The Contestant, which covers this time in Nasubi’s life, is as angering and heart-breaking as this traumatic incident requires. Interviews with Nasubi, his loved ones, and Susunu! Denpa Shōnen producer Toshio Tsuchiya are interspersed with archival footage from the series documenting Narubi’s torturous environment. One very telling moment about the cultural climate around such programmes occurs when Nasubi’s sister says that the show is something that an ordinary person would find funny, but that it isn’t nearly so entertaining when you’re watching your loved one experience intense suffering and degradation on television. It’s easy to sympathise with her pain, but she’s wrong on this front: there’s nothing humourous about this programme. It is consistently horrifying.
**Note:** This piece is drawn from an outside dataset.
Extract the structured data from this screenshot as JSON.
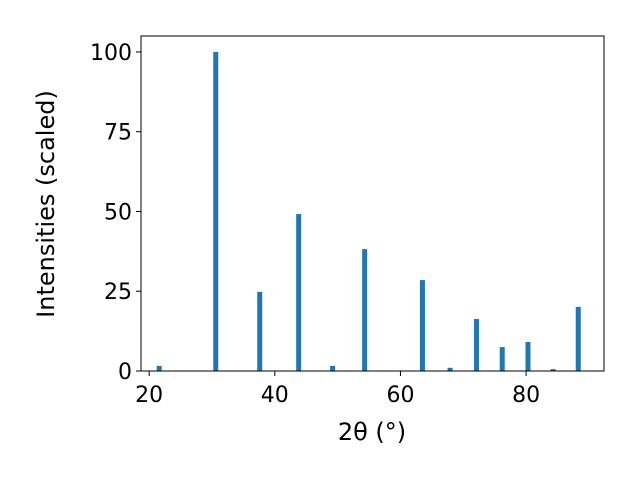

Nasubi was undoubtedly naive, and far too eager to please for his own good — sometimes to maddening extremes — but it is impossible not to spend this entire documentary pitying him greatly. While The Contestant lacks visual flair, the events it depicts are so fascinating that it (mostly) doesn’t need it. Watching Nasubi’s suffering is intense enough in its own right, especially given the gleeful way this segment is discussed by the show’s presenters, or the delighted live audience that giggles at just about every fresh humiliation levelled at this poor man.
More angering still is the presentation of the footage itself, with canned laughter and silly sound effects crafting a very unique kind of horror film, underpinned by the fact that the greatest humiliation of all — that this is being watched and enjoyed by millions — is unknown to Nasubi.
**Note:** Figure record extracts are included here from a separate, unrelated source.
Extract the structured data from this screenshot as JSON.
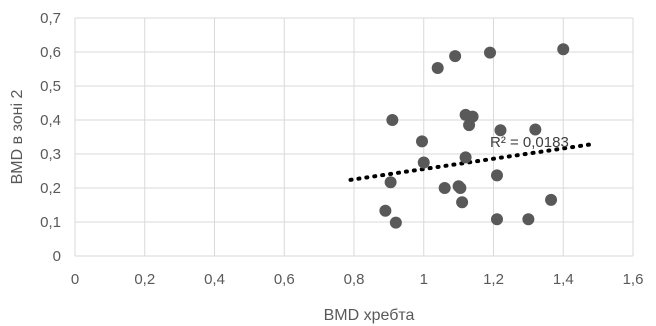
{
  "chart_data": {
    "type": "scatter",
    "xlabel": "BMD хребта",
    "ylabel": "BMD в зоні 2",
    "xlim": [
      0,
      1.6
    ],
    "ylim": [
      0,
      0.7
    ],
    "x_ticks": [
      "0",
      "0,2",
      "0,4",
      "0,6",
      "0,8",
      "1",
      "1,2",
      "1,4",
      "1,6"
    ],
    "y_ticks": [
      "0",
      "0,1",
      "0,2",
      "0,3",
      "0,4",
      "0,5",
      "0,6",
      "0,7"
    ],
    "grid": true,
    "point_color": "#595959",
    "points": [
      {
        "x": 0.89,
        "y": 0.133
      },
      {
        "x": 0.905,
        "y": 0.217
      },
      {
        "x": 0.91,
        "y": 0.4
      },
      {
        "x": 0.92,
        "y": 0.098
      },
      {
        "x": 0.995,
        "y": 0.337
      },
      {
        "x": 1.0,
        "y": 0.275
      },
      {
        "x": 1.04,
        "y": 0.553
      },
      {
        "x": 1.06,
        "y": 0.2
      },
      {
        "x": 1.09,
        "y": 0.588
      },
      {
        "x": 1.1,
        "y": 0.205
      },
      {
        "x": 1.105,
        "y": 0.2
      },
      {
        "x": 1.11,
        "y": 0.158
      },
      {
        "x": 1.12,
        "y": 0.29
      },
      {
        "x": 1.12,
        "y": 0.415
      },
      {
        "x": 1.13,
        "y": 0.385
      },
      {
        "x": 1.14,
        "y": 0.41
      },
      {
        "x": 1.19,
        "y": 0.598
      },
      {
        "x": 1.21,
        "y": 0.237
      },
      {
        "x": 1.21,
        "y": 0.108
      },
      {
        "x": 1.22,
        "y": 0.37
      },
      {
        "x": 1.3,
        "y": 0.108
      },
      {
        "x": 1.32,
        "y": 0.372
      },
      {
        "x": 1.365,
        "y": 0.165
      },
      {
        "x": 1.4,
        "y": 0.608
      }
    ],
    "trendline": {
      "x": [
        0.79,
        1.49
      ],
      "y": [
        0.224,
        0.33
      ]
    },
    "annotation": {
      "text": "R² = 0,0183",
      "x": 1.19,
      "y": 0.32
    }
  }
}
Tsuchiya isn’t all that dissimilar to Christof (Ed Harris), the antagonist of The Truman Show who manages the giant film set that the movie’s eponymous protagonist has lived in all his life. Both of these cruel figures recognise that they are deeply obsessed with the men they inflict this suffering on. The real-life producer is more self-aware, rejecting the idea that he served as a kind of god in Nasubi’s life during this time, instead opining that he was more like the devil. Yet despite this recognition of his awfulness, he doesn’t seem to have much remorse. Some of his actions might hint at this, but the documentary doesn’t dig deep enough into the sadistic producer’s psyche.
Perhaps Tsuchiya himself doesn’t know how he feels; he refers to his old self as ‘crazy’ many a time. But is this just a cover? The Contestant is brilliant at introducing conversations centred around free will and the desire to look beyond the masks people wear in their daily lives, but it fails to expand on these themes. For as intriguing as this documentary is in hinting at this dark underbelly of content creation at the expense of great suffering, it still feels like there’s far more lurking beneath its surface that requires unpacking. This is where The Contestant’s straightforward approach to its subject matter falls short, as more impressionistic or creative choices could have made the experience more absorbing.
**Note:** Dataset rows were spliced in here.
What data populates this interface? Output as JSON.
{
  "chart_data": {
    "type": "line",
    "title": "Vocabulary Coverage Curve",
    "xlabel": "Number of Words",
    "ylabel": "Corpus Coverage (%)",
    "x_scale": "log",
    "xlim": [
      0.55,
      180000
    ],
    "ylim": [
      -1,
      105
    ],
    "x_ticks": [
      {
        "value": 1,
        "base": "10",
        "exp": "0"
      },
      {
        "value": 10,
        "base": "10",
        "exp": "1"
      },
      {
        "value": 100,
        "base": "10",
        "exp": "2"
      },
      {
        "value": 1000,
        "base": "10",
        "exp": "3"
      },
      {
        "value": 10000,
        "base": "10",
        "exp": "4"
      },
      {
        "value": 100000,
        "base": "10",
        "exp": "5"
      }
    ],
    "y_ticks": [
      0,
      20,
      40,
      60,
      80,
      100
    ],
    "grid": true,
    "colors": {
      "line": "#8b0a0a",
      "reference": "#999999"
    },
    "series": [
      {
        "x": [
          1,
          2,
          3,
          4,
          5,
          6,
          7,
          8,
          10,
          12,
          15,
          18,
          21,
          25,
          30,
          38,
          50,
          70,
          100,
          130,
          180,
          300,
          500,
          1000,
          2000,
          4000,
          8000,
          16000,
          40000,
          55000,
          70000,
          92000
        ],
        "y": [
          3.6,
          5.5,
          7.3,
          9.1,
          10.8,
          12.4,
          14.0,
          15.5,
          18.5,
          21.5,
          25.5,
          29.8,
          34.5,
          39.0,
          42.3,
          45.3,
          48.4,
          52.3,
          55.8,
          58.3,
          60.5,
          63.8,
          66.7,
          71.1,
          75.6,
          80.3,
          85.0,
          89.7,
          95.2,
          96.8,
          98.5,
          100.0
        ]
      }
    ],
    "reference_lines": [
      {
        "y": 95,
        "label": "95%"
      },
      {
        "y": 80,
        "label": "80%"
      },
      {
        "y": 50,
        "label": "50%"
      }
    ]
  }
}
Even still, Titley’s documentary has so much real material to showcase that viewers will often be far too focused on the real-life madness unfurling before their eyes to wish that the film had possessed loftier goals. Nasubi and Tsuchiya are fascinating, both in their behaviour on the depraved programme and in their retrospective interviews. But the most memorable aspect of The Contestant is easily the goings-on in Prize Life, and worse still, the dark moments that were ignored in this segment because they would only have depressed viewers. Although it is by no means an easy watch, this documentary is a fascinating time capsule into a craze that is as confounding as it is angering.
The Contestant is now available to watch on Hulu and on VOD in the US. In the UK, the film will be released by MetFilmDistribution, with previews from November 27, 2024 and a nationwide release in cinemas on November 29.